Under the Fair Credit Reporting Act, 15 U.S.C.S. § 1681 et seq., whether a credit report is a consumer report does not depend solely upon the ultimate use to which the information contained therein is put, but instead, it is governed by the purpose for which the information was originally collected in whole or in part by the consumer reporting agency. In other words, even if a report is used or expected to be used for a non-consumer purpose, it may still fall within the definition of a consumer report if it contains information that was originally collected by a consumer reporting agency with the expectation that it would be used for a consumer purpose. 

Facts:

In September 1996 appellees Dr. Johnny L. Bakker, who is a dentist, and his adult daughters, Teresa Bakker and Carrie Ann Bakker, filed this lawsuit alleging that Laura McKinnon had requested several consumer credit reports about them from a local credit bureau in violation of the Fair Credit Reporting Act (FCRA or the Act).

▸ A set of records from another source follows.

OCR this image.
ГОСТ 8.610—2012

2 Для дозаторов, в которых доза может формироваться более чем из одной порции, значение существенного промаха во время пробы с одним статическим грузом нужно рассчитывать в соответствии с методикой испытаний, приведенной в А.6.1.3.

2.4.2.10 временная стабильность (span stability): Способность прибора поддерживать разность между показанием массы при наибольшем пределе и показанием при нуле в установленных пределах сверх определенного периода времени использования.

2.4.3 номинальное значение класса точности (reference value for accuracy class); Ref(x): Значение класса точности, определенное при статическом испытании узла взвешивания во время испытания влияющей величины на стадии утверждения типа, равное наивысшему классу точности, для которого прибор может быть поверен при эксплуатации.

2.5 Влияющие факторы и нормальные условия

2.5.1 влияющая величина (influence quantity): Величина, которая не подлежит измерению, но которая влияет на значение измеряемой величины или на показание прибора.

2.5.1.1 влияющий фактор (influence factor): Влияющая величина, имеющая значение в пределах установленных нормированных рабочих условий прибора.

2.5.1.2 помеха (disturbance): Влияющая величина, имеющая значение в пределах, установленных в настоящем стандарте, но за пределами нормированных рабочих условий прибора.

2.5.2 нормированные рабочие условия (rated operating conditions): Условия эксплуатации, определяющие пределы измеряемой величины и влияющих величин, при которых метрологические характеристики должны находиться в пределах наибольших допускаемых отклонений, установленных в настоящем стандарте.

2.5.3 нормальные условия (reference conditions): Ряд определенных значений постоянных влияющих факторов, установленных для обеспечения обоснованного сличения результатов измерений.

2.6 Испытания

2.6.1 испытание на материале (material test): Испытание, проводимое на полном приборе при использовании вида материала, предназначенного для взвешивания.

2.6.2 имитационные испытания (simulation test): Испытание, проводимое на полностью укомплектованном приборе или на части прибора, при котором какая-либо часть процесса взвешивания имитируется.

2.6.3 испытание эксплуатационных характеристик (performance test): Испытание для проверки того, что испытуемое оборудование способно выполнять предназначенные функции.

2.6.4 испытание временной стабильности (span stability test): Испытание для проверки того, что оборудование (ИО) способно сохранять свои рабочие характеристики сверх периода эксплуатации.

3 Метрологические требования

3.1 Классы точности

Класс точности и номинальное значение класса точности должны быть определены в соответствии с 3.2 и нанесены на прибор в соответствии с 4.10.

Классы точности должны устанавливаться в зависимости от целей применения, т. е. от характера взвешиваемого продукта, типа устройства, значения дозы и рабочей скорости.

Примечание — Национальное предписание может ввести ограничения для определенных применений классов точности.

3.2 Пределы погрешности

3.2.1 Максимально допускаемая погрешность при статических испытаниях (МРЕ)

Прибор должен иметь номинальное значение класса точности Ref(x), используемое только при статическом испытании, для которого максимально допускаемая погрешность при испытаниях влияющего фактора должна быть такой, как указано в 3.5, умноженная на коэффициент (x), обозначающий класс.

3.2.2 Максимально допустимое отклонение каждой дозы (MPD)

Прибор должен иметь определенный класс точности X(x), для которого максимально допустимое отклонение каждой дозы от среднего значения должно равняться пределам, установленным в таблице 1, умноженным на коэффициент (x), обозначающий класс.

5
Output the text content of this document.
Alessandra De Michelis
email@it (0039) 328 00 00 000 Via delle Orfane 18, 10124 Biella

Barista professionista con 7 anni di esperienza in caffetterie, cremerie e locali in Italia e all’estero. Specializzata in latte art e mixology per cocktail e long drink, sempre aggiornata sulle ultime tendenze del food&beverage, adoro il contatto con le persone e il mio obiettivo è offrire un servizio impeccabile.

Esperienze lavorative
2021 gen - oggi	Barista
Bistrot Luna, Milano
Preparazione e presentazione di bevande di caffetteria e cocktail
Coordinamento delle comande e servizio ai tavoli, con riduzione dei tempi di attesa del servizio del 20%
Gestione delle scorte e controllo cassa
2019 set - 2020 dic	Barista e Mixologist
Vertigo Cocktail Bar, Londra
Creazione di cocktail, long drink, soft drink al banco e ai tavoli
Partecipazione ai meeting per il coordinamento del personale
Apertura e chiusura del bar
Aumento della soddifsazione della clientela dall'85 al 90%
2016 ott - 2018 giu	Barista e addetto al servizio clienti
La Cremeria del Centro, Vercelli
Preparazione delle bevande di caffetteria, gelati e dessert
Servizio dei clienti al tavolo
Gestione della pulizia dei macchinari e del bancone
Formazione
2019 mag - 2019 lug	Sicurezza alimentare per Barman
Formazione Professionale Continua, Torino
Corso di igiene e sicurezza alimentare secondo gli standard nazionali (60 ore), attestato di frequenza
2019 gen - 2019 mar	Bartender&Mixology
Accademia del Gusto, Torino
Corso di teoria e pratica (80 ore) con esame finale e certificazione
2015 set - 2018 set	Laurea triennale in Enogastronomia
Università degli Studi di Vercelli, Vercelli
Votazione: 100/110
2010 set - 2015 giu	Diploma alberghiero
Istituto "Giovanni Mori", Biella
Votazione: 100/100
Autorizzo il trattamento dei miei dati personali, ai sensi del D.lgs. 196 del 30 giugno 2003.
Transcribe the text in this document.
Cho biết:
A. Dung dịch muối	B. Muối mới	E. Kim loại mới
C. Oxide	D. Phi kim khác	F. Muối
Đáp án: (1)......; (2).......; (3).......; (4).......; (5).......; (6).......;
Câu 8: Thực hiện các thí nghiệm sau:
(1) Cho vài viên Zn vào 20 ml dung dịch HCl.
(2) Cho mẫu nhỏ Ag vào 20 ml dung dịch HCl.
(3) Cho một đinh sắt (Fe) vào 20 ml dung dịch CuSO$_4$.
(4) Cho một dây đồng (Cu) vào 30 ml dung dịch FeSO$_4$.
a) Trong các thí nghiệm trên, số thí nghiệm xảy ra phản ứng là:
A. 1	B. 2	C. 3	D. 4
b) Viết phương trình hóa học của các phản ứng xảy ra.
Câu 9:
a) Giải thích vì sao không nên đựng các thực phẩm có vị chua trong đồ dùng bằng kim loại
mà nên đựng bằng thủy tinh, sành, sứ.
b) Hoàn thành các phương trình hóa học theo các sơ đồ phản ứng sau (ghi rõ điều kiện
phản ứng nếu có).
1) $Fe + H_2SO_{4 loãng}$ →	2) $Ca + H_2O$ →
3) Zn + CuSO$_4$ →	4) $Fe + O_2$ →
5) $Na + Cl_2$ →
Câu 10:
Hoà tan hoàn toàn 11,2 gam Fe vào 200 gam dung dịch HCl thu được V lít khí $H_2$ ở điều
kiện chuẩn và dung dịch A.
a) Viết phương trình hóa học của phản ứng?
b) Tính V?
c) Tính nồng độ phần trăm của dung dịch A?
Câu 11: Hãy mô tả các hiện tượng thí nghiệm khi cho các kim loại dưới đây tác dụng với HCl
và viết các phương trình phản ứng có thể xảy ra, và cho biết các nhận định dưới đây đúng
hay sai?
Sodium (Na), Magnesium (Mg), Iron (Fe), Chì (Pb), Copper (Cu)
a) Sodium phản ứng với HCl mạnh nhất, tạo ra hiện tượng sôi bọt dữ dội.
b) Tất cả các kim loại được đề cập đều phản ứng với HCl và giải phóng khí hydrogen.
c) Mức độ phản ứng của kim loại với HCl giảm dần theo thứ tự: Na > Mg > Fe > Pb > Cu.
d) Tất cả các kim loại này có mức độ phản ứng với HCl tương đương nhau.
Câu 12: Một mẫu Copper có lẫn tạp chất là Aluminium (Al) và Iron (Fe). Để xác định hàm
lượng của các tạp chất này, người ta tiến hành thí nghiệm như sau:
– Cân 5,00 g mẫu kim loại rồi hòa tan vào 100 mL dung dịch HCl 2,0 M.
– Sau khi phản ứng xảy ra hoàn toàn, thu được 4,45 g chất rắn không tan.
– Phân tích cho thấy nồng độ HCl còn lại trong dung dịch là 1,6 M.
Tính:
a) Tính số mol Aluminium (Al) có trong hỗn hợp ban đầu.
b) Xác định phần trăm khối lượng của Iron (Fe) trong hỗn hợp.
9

McKinnon represents several women patients of Dr. Bakker who claimed that Dr. Bakker had committed dental malpractice by improperly touching them during the course of dental treatments. Appellant filed lawsuits in state court on behalf of these women against Dr. Bakker. The district court awarded to Dr. Bakker and his two daughters $500 in compensatory damages and $5,000 in punitive damages. For reversal, McKinnon contended that the district court erred in finding that she violated the FCRA and in awarding an unreasonable amount for punitive damages. 

Issue:

Did the district court err in finding that McKinnon violated the FCRA?

Answer:

No.

Conclusion:

The court affirmed. McKinnon admitted that she or someone in her office obtained the credit reports. She argued that she obtained them for a commercial or a professional purpose and that the credit reports were not consumer credit reports within the meaning of 15 U.S.C.S. §§ 1681a(d) or 1681b. She argued that, assuming the credit reports were consumer reports within the meaning of the FCRA, she had a legitimate business need for requesting them. 15 U.S.C.S. § 1681b(3)(E). The court rejected each argument, holding that regardless of the intended use, the reports were consumer reports within the meaning of the FCRA because the information contained therein was collected for a consumer purpose.